Badger culls to continue in 2016
Badger
The government wants to see badger controls over a wider number of areas next year.
Stricter cattle controls will also be introduced

The badger culls will continue next year, alongside stricter cattle controls, as part of the ongoing bovine tuberculosis (bTB) eradication programme in England, Defra has announced.

Environment secretary Elizabeth Truss has confirmed that the comprehensive strategy to eradicate bovine TB in England "is delivering results," with over half the country on track to be officially free of the disease by 2020.

In a statement, Defra said that badger control operations in Somerset, Gloucestershire and Dorset were all successful in meeting their targets.
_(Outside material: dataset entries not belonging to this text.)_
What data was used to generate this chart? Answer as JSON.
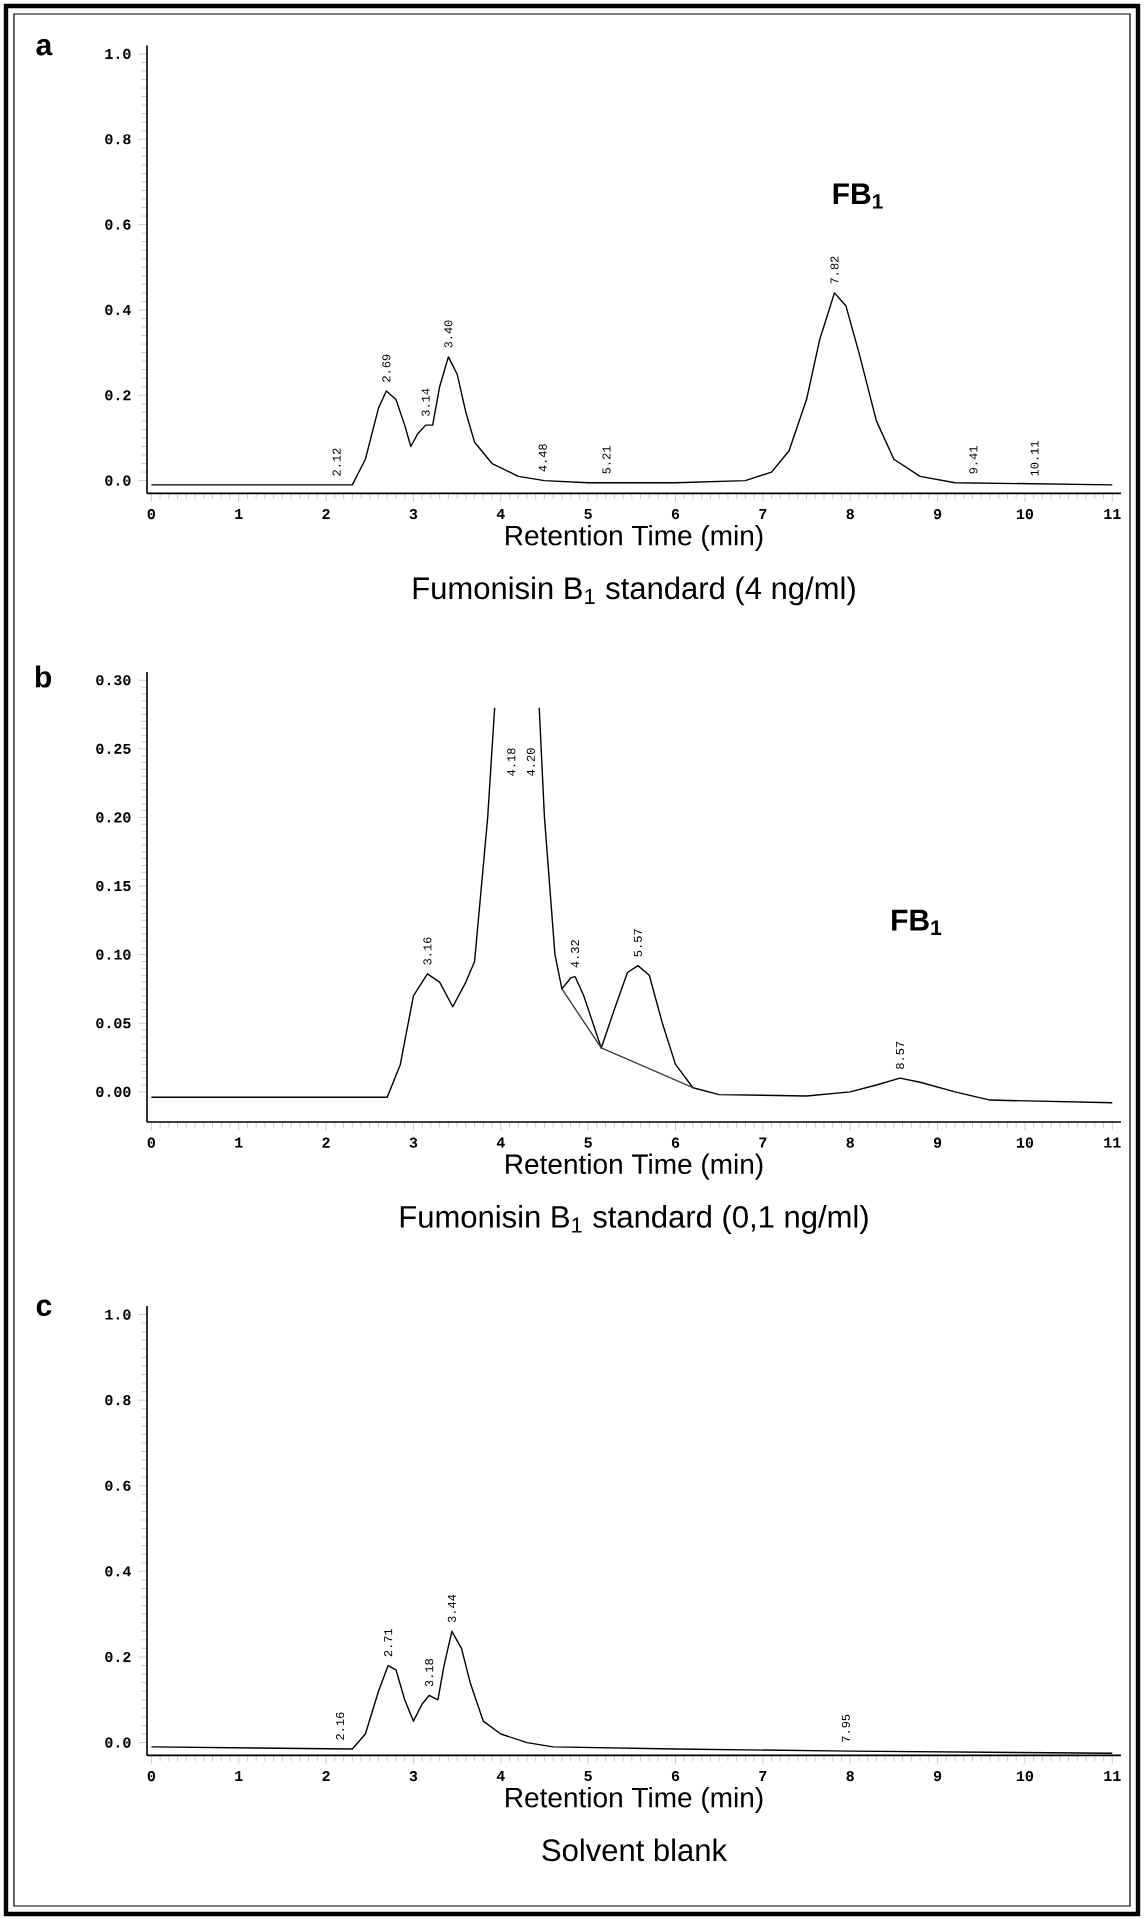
{
  "chart_data": [
    {
      "type": "line",
      "title": "Fumonisin B$_{1}$ standard (4 ng/ml)",
      "xlabel": "Retention Time  (min)",
      "xlim": [
        -0.05,
        11.1
      ],
      "ylim": [
        -0.03,
        1.02
      ],
      "xticks": [
        0,
        1,
        2,
        3,
        4,
        5,
        6,
        7,
        8,
        9,
        10,
        11
      ],
      "yticks": [
        {
          "value": 0,
          "label": "0.0"
        },
        {
          "value": 0.2,
          "label": "0.2"
        },
        {
          "value": 0.4,
          "label": "0.4"
        },
        {
          "value": 0.6,
          "label": "0.6"
        },
        {
          "value": 0.8,
          "label": "0.8"
        },
        {
          "value": 1,
          "label": "1.0"
        }
      ],
      "marker": "none",
      "series": [
        {
          "color": "#000000",
          "x": [
            0,
            2.3,
            2.45,
            2.6,
            2.69,
            2.8,
            2.9,
            2.97,
            3.05,
            3.14,
            3.22,
            3.3,
            3.4,
            3.5,
            3.6,
            3.7,
            3.9,
            4.2,
            4.5,
            5,
            6,
            6.8,
            7.1,
            7.3,
            7.5,
            7.65,
            7.82,
            7.95,
            8.1,
            8.3,
            8.5,
            8.8,
            9.2,
            11
          ],
          "values": [
            -0.01,
            -0.01,
            0.05,
            0.17,
            0.21,
            0.19,
            0.13,
            0.08,
            0.11,
            0.13,
            0.13,
            0.22,
            0.29,
            0.25,
            0.16,
            0.09,
            0.04,
            0.01,
            0,
            -0.005,
            -0.005,
            0,
            0.02,
            0.07,
            0.19,
            0.33,
            0.44,
            0.41,
            0.3,
            0.14,
            0.05,
            0.01,
            -0.005,
            -0.01
          ]
        }
      ],
      "annotations": [
        "a",
        "FB$_{1}$",
        {
          "text": "2.12",
          "x": 2.12,
          "y": -0.01
        },
        {
          "text": "2.69",
          "x": 2.69,
          "y": 0.21
        },
        {
          "text": "3.14",
          "x": 3.14,
          "y": 0.13
        },
        {
          "text": "3.40",
          "x": 3.4,
          "y": 0.29
        },
        {
          "text": "4.48",
          "x": 4.48,
          "y": 0
        },
        {
          "text": "5.21",
          "x": 5.21,
          "y": -0.005
        },
        {
          "text": "7.82",
          "x": 7.82,
          "y": 0.44
        },
        {
          "text": "9.41",
          "x": 9.41,
          "y": -0.005
        },
        {
          "text": "10.11",
          "x": 10.11,
          "y": -0.01
        }
      ]
    },
    {
      "type": "line",
      "title": "Fumonisin B$_{1}$ standard (0,1 ng/ml)",
      "xlabel": "Retention Time  (min)",
      "xlim": [
        -0.05,
        11.1
      ],
      "ylim": [
        -0.022,
        0.306
      ],
      "xticks": [
        0,
        1,
        2,
        3,
        4,
        5,
        6,
        7,
        8,
        9,
        10,
        11
      ],
      "yticks": [
        {
          "value": 0,
          "label": "0.00"
        },
        {
          "value": 0.05,
          "label": "0.05"
        },
        {
          "value": 0.1,
          "label": "0.10"
        },
        {
          "value": 0.15,
          "label": "0.15"
        },
        {
          "value": 0.2,
          "label": "0.20"
        },
        {
          "value": 0.25,
          "label": "0.25"
        },
        {
          "value": 0.3,
          "label": "0.30"
        }
      ],
      "marker": "none",
      "series": [
        {
          "color": "#000000",
          "x": [
            0,
            2.7,
            2.85,
            3.0,
            3.16,
            3.3,
            3.45,
            3.6,
            3.7,
            3.85,
            3.93,
            4.2,
            4.44,
            4.5,
            4.62,
            4.7,
            4.8,
            4.85,
            4.95,
            5.15,
            5.3,
            5.45,
            5.57,
            5.7,
            5.85,
            6.0,
            6.2,
            6.5,
            7.5,
            8.0,
            8.3,
            8.57,
            8.8,
            9.2,
            9.6,
            11
          ],
          "values": [
            -0.004,
            -0.004,
            0.02,
            0.07,
            0.086,
            0.08,
            0.062,
            0.08,
            0.095,
            0.2,
            0.28,
            null,
            0.28,
            0.2,
            0.1,
            0.075,
            0.083,
            0.084,
            0.07,
            0.032,
            0.06,
            0.087,
            0.092,
            0.085,
            0.05,
            0.02,
            0.003,
            -0.002,
            -0.003,
            0,
            0.005,
            0.01,
            0.007,
            0,
            -0.006,
            -0.008
          ]
        },
        {
          "color": "#404040",
          "x": [
            4.7,
            5.15,
            6.2
          ],
          "values": [
            0.075,
            0.032,
            0.003
          ]
        }
      ],
      "annotations": [
        "b",
        "FB$_{1}$",
        "4.18",
        "4.20",
        {
          "text": "3.16",
          "x": 3.16,
          "y": 0.086
        },
        {
          "text": "4.32",
          "x": 4.85,
          "y": 0.084
        },
        {
          "text": "5.57",
          "x": 5.57,
          "y": 0.092
        },
        {
          "text": "8.57",
          "x": 8.57,
          "y": 0.01
        }
      ]
    },
    {
      "type": "line",
      "title": "Solvent blank",
      "xlabel": "Retention Time  (min)",
      "xlim": [
        -0.05,
        11.1
      ],
      "ylim": [
        -0.03,
        1.02
      ],
      "xticks": [
        0,
        1,
        2,
        3,
        4,
        5,
        6,
        7,
        8,
        9,
        10,
        11
      ],
      "yticks": [
        {
          "value": 0,
          "label": "0.0"
        },
        {
          "value": 0.2,
          "label": "0.2"
        },
        {
          "value": 0.4,
          "label": "0.4"
        },
        {
          "value": 0.6,
          "label": "0.6"
        },
        {
          "value": 0.8,
          "label": "0.8"
        },
        {
          "value": 1,
          "label": "1.0"
        }
      ],
      "marker": "none",
      "series": [
        {
          "color": "#000000",
          "x": [
            0,
            2.3,
            2.45,
            2.6,
            2.71,
            2.8,
            2.9,
            3.0,
            3.1,
            3.18,
            3.28,
            3.35,
            3.44,
            3.55,
            3.65,
            3.8,
            4.0,
            4.3,
            4.6,
            6,
            8,
            11
          ],
          "values": [
            -0.01,
            -0.015,
            0.02,
            0.12,
            0.18,
            0.17,
            0.1,
            0.05,
            0.09,
            0.11,
            0.1,
            0.18,
            0.26,
            0.22,
            0.14,
            0.05,
            0.02,
            0,
            -0.01,
            -0.015,
            -0.02,
            -0.025
          ]
        }
      ],
      "annotations": [
        "c",
        {
          "text": "2.16",
          "x": 2.16,
          "y": -0.015
        },
        {
          "text": "2.71",
          "x": 2.71,
          "y": 0.18
        },
        {
          "text": "3.18",
          "x": 3.18,
          "y": 0.11
        },
        {
          "text": "3.44",
          "x": 3.44,
          "y": 0.26
        },
        {
          "text": "7.95",
          "x": 7.95,
          "y": -0.02
        }
      ]
    }
  ]
}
Chief Vet Nigel Gibbens added that the results showed industry-led badger control could deliver the level of effectiveness required to be confident of achieving disease control benefits.

As part of its strategy, the government wants to see badger controls over a wider number of areas next year.
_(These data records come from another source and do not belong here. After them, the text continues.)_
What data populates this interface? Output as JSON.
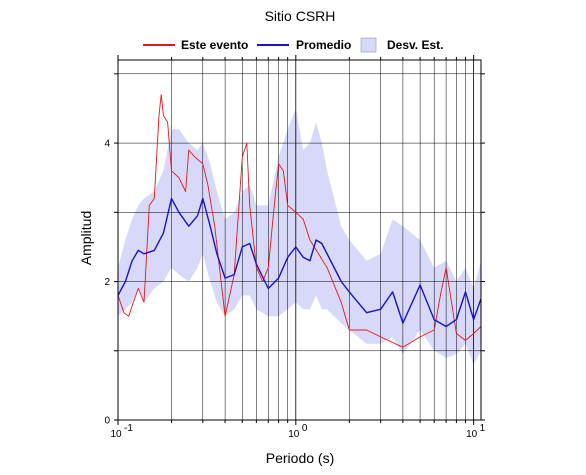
{
  "chart_data": {
    "type": "line",
    "title": "Sitio CSRH",
    "xlabel": "Periodo (s)",
    "ylabel": "Amplitud",
    "x_scale": "log",
    "xlim": [
      0.1,
      11
    ],
    "ylim": [
      0,
      5.2
    ],
    "grid": true,
    "legend_placement": "top",
    "x_tick_labels": [
      {
        "value": 0.1,
        "base": "10",
        "exp": "-1"
      },
      {
        "value": 1,
        "base": "10",
        "exp": "0"
      },
      {
        "value": 10,
        "base": "10",
        "exp": "1"
      }
    ],
    "y_ticks": [
      0,
      2,
      4
    ],
    "legend": [
      {
        "label": "Este evento",
        "kind": "line",
        "color": "#e8161c"
      },
      {
        "label": "Promedio",
        "kind": "line",
        "color": "#1414c8"
      },
      {
        "label": "Desv. Est.",
        "kind": "area",
        "color": "#d8d8f8"
      }
    ],
    "series": [
      {
        "name": "Este evento",
        "color": "#e8161c",
        "x": [
          0.1,
          0.108,
          0.115,
          0.12,
          0.13,
          0.14,
          0.15,
          0.16,
          0.17,
          0.175,
          0.18,
          0.19,
          0.2,
          0.22,
          0.24,
          0.25,
          0.27,
          0.3,
          0.32,
          0.35,
          0.4,
          0.45,
          0.5,
          0.53,
          0.55,
          0.6,
          0.65,
          0.7,
          0.75,
          0.8,
          0.85,
          0.9,
          1.0,
          1.1,
          1.2,
          1.5,
          1.8,
          2.0,
          2.5,
          3.0,
          4.0,
          5.0,
          6.0,
          6.5,
          7.0,
          8.0,
          9.0,
          10.0,
          11.0
        ],
        "values": [
          1.8,
          1.55,
          1.5,
          1.65,
          1.9,
          1.7,
          3.1,
          3.2,
          4.4,
          4.7,
          4.4,
          4.3,
          3.6,
          3.5,
          3.3,
          3.9,
          3.8,
          3.7,
          3.4,
          2.8,
          1.5,
          2.1,
          3.8,
          4.0,
          3.1,
          2.2,
          2.0,
          2.2,
          3.0,
          3.7,
          3.6,
          3.1,
          3.0,
          2.9,
          2.6,
          2.2,
          1.7,
          1.3,
          1.3,
          1.2,
          1.05,
          1.2,
          1.3,
          1.8,
          2.2,
          1.25,
          1.15,
          1.25,
          1.35
        ]
      },
      {
        "name": "Promedio",
        "color": "#1414c8",
        "x": [
          0.1,
          0.11,
          0.12,
          0.13,
          0.14,
          0.16,
          0.18,
          0.2,
          0.22,
          0.25,
          0.28,
          0.3,
          0.33,
          0.36,
          0.4,
          0.45,
          0.5,
          0.55,
          0.6,
          0.7,
          0.8,
          0.9,
          1.0,
          1.1,
          1.2,
          1.3,
          1.4,
          1.5,
          1.8,
          2.0,
          2.5,
          3.0,
          3.5,
          4.0,
          5.0,
          6.0,
          7.0,
          8.0,
          9.0,
          10.0,
          11.0
        ],
        "values": [
          1.8,
          2.0,
          2.3,
          2.45,
          2.4,
          2.45,
          2.7,
          3.2,
          3.0,
          2.8,
          2.95,
          3.2,
          2.8,
          2.4,
          2.05,
          2.1,
          2.5,
          2.55,
          2.25,
          1.9,
          2.05,
          2.35,
          2.5,
          2.35,
          2.3,
          2.6,
          2.55,
          2.4,
          2.0,
          1.85,
          1.55,
          1.6,
          1.85,
          1.4,
          1.95,
          1.45,
          1.35,
          1.45,
          1.85,
          1.45,
          1.75
        ]
      }
    ],
    "band": {
      "name": "Desv. Est.",
      "color": "#d8d8f8",
      "x": [
        0.1,
        0.11,
        0.12,
        0.13,
        0.14,
        0.16,
        0.18,
        0.2,
        0.22,
        0.25,
        0.28,
        0.3,
        0.33,
        0.36,
        0.4,
        0.45,
        0.5,
        0.55,
        0.6,
        0.7,
        0.8,
        0.9,
        1.0,
        1.1,
        1.2,
        1.3,
        1.4,
        1.5,
        1.8,
        2.0,
        2.5,
        3.0,
        3.5,
        4.0,
        5.0,
        6.0,
        7.0,
        8.0,
        9.0,
        10.0,
        11.0
      ],
      "upper": [
        2.2,
        2.6,
        2.9,
        3.1,
        3.2,
        3.3,
        3.6,
        4.2,
        4.2,
        4.0,
        3.9,
        4.0,
        3.7,
        3.3,
        2.9,
        3.0,
        3.3,
        3.4,
        3.1,
        3.1,
        3.8,
        4.2,
        4.5,
        3.9,
        4.0,
        4.3,
        4.0,
        3.6,
        2.8,
        2.6,
        2.3,
        2.4,
        2.9,
        2.8,
        2.6,
        2.2,
        2.3,
        2.0,
        2.2,
        1.9,
        2.3
      ],
      "lower": [
        1.5,
        1.6,
        1.7,
        1.9,
        1.7,
        1.9,
        2.0,
        2.2,
        2.1,
        2.0,
        2.2,
        2.4,
        2.0,
        1.7,
        1.5,
        1.6,
        1.8,
        1.8,
        1.6,
        1.5,
        1.5,
        1.6,
        1.7,
        1.6,
        1.6,
        1.8,
        1.6,
        1.6,
        1.4,
        1.3,
        1.1,
        1.1,
        1.2,
        0.95,
        1.3,
        1.0,
        0.9,
        0.95,
        1.1,
        0.8,
        1.0
      ]
    }
  }
}
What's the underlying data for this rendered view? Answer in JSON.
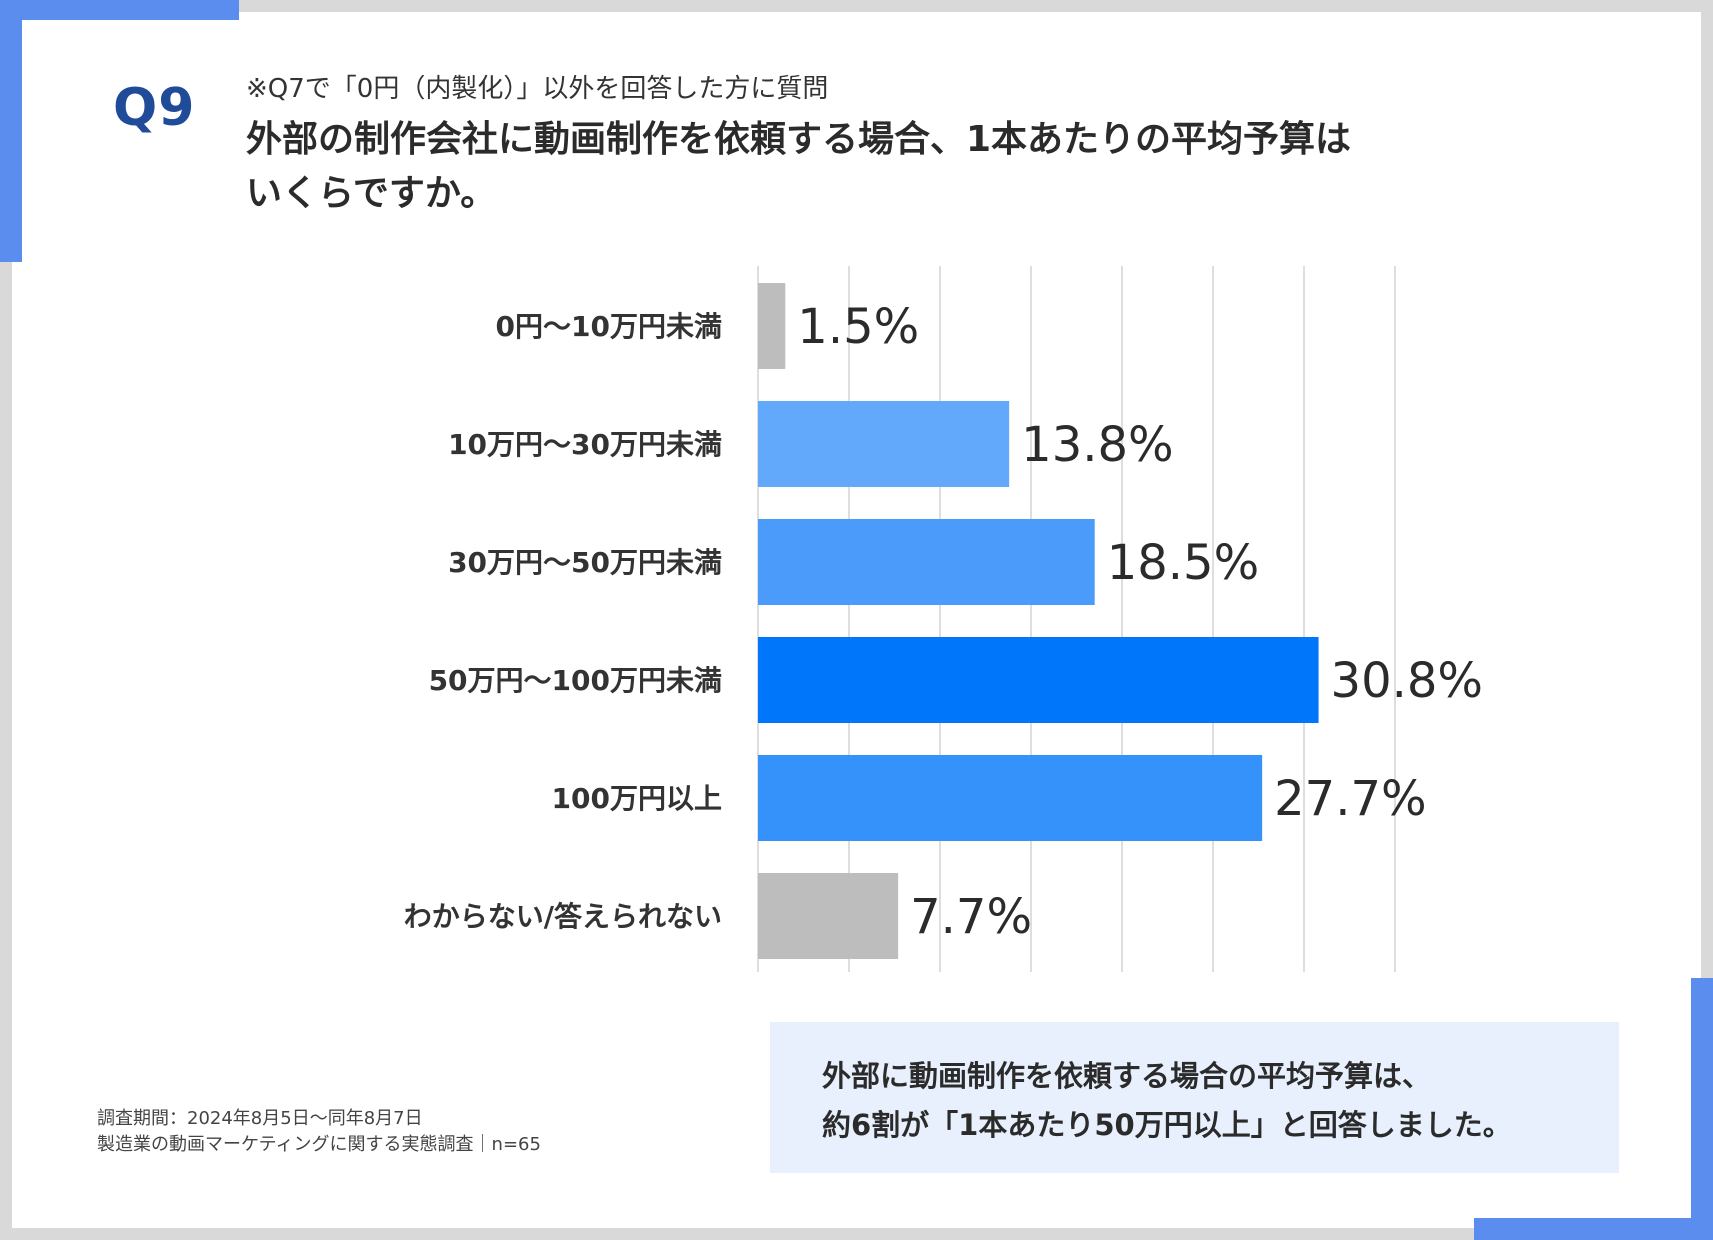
{
  "header": {
    "q_label": "Q9",
    "note": "※Q7で「0円（内製化）」以外を回答した方に質問",
    "question_line1": "外部の制作会社に動画制作を依頼する場合、1本あたりの平均予算は",
    "question_line2": "いくらですか。"
  },
  "chart_data": {
    "type": "bar",
    "orientation": "horizontal",
    "title": "外部の制作会社に動画制作を依頼する場合、1本あたりの平均予算はいくらですか。",
    "categories": [
      "0円〜10万円未満",
      "10万円〜30万円未満",
      "30万円〜50万円未満",
      "50万円〜100万円未満",
      "100万円以上",
      "わからない/答えられない"
    ],
    "values": [
      1.5,
      13.8,
      18.5,
      30.8,
      27.7,
      7.7
    ],
    "value_labels": [
      "1.5%",
      "13.8%",
      "18.5%",
      "30.8%",
      "27.7%",
      "7.7%"
    ],
    "bar_colors": [
      "#bdbdbd",
      "#62a9fb",
      "#4b9cfa",
      "#0077fb",
      "#3592fa",
      "#bdbdbd"
    ],
    "xlim": [
      0,
      35
    ],
    "gridline_step": 5,
    "grid": true,
    "xlabel": "",
    "ylabel": "",
    "unit": "%"
  },
  "footnote": {
    "period": "調査期間：2024年8月5日〜同年8月7日",
    "survey": "製造業の動画マーケティングに関する実態調査｜n=65"
  },
  "summary": {
    "line1": "外部に動画制作を依頼する場合の平均予算は、",
    "line2": "約6割が「1本あたり50万円以上」と回答しました。"
  },
  "colors": {
    "accent": "#5b8def",
    "q_label": "#1f4b99",
    "summary_bg": "#e8f0fd",
    "frame": "#d9d9d9"
  }
}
Furthermore, to improve cattle movement controls, the Government plans to introduce statutory post-movement testing for cattle entering the Low Risk Area.

Responding to the announcement, BVA president Sean Wensley said that while the BVA continues to support targeted, effective and human badger culling, the organisation "remains disappointed that Defra plans to continue using controlled shooting and roll it out to new areas."

The BVA urges the Government to reconsider the policy and extend badger culling using cage trapping and shooting only.

Defra's plans to extend the badger cull is accompanied by changes to the licence conditions for groups of farmers carrying out the policy.

Raising BVA"s concerns about this, Mr Wensley said: "It is disappointing that the revised guidance to Natural England is not clearer that a simultaneous and intensive culling operation is the primary goal and does not define this. The primary goal must be to cull as many badgers as possible in as short a time as possible, in order to minimise the possible risk of perturbation."

Mr Wensley welcomed the strengthening of some of the tools needed to eradicate bTB, including the campaign to step up biosecurity measures in farms.

However, he said that the BVA was "disappointed to lose the BCG vaccine from the toolbox, with the temporary suspension of the Badger Edge Vaccination Scheme (BEVS)".